Письма, что теряем, рвем и забываем.
Письма, что у каждого не про каждого есть.




Вырванные страницы из сборника стихов Бродского, перепутанны с такими же несчастными, и жалкими на вид страницами из маленькой книжки, в тряпичном переплете, со стихами Маяковского. Паркет скрылся под листами пожелтевшими.
"Знаешь, я много думаю о тебе, не о нас. Только о тебе. Одиноко и тускло по вечерам, дням да и с утра тоже. Кровать, наше былое семейное ложе, стоит холодная и стерильно чистая. Как труп девственницы, что запутан в посмертном экстазе в одеждах белых".
Скручивают пальцы суетливо, не умело. Скручивают и скручивают из листов, из откровений поэтов самокрутки, да набивают резко пахнущим табаком, да роняют уничтожая кропотливую работу.
"Это что-то вроде вишнёвых косточек, или абрикосовых.
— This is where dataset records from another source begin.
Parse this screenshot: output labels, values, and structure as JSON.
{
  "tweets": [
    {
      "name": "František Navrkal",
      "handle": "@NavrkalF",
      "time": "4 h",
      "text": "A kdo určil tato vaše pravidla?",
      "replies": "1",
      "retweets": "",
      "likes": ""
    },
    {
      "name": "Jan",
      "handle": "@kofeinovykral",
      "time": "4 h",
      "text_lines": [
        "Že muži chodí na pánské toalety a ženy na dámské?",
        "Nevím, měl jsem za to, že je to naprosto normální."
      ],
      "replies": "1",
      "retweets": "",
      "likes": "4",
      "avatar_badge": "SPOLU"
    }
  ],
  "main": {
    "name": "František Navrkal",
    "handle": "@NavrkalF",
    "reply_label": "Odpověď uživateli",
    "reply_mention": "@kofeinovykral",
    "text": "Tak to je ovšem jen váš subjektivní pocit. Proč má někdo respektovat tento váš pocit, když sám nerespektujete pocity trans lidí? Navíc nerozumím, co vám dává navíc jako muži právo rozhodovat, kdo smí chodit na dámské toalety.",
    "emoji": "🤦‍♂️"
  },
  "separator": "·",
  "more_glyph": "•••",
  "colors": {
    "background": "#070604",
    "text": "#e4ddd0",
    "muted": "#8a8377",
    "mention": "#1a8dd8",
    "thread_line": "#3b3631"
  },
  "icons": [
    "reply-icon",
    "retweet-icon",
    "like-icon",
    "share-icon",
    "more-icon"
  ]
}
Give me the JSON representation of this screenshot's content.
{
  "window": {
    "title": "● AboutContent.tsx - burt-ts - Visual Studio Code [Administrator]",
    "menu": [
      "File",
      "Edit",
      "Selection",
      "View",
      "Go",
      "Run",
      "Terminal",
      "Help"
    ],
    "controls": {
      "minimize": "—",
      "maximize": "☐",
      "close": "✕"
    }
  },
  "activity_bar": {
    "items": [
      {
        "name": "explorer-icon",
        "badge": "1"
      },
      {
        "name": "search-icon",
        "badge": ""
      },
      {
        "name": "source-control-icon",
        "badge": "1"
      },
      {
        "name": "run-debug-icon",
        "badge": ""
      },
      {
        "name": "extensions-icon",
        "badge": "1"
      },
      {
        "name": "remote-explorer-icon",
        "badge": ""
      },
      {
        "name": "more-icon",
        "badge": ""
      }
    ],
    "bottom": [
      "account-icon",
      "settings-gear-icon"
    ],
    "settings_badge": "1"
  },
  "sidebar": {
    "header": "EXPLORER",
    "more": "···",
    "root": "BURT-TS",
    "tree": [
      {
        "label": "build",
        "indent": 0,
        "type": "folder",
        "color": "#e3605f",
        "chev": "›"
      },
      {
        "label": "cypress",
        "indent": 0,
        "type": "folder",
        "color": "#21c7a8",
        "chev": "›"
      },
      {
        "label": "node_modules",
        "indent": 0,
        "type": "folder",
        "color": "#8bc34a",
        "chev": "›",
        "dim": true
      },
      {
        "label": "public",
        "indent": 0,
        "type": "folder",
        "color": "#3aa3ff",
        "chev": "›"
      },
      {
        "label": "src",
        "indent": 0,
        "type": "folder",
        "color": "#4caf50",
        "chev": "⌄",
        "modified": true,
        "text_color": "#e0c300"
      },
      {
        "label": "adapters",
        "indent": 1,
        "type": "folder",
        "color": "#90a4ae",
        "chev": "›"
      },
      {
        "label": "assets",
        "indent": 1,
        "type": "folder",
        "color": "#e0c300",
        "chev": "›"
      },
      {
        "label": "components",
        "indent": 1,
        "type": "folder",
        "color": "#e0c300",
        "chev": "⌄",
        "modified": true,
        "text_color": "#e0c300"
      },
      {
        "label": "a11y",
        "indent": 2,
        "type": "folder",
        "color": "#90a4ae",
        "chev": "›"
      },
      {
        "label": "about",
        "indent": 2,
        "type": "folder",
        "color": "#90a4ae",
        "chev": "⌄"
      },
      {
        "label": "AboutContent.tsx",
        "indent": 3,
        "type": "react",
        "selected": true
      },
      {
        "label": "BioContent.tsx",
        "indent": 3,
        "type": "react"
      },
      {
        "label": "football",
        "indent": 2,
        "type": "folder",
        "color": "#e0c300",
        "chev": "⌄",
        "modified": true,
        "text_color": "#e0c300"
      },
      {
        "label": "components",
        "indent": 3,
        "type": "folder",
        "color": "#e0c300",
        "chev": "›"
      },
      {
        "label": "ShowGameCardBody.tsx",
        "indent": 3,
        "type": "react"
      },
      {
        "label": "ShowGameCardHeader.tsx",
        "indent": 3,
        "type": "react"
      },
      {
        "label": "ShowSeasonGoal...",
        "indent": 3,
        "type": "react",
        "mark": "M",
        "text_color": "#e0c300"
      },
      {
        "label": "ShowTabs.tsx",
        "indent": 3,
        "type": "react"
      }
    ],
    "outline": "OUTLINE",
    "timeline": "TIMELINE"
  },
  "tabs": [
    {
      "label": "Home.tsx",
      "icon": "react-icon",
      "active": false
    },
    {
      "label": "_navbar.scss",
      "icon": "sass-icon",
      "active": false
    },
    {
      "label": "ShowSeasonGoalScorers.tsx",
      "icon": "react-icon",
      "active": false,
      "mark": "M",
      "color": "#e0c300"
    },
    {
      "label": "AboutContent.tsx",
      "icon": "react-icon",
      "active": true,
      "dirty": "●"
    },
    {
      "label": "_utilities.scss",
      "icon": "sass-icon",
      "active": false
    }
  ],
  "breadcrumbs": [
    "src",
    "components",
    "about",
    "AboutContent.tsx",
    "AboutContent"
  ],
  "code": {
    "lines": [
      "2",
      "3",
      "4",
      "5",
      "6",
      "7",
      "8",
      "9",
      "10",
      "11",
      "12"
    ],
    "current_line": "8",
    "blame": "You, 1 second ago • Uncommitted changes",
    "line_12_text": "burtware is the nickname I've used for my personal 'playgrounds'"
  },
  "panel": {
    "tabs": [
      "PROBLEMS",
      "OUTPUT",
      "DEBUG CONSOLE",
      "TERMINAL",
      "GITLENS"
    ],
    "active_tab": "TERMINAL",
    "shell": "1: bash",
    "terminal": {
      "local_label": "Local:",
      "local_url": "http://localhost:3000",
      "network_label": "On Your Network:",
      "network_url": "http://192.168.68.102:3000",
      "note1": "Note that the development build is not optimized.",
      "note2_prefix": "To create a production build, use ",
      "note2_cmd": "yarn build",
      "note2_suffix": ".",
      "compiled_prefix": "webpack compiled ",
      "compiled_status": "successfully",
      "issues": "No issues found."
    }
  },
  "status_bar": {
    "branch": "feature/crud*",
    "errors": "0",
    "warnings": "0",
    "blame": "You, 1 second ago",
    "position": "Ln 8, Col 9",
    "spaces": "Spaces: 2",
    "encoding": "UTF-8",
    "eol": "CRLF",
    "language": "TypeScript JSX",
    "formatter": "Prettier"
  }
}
Мякоть уж давно по пищеводу вниз, а косточку все языком от щеки до щеки. Переворачиваешь. Иллюзия занятости, пища не для ума, но для мыслей глупых и никчемных."
Горький дым в решето легкие, в красное глаза. Горький дым в голове шаром раздувается, взрыв словно на картинках с катастрофами, а огонь все поедает и поедает, сжигает, изничтожает обрывки слов. Дым табачный воздух выел.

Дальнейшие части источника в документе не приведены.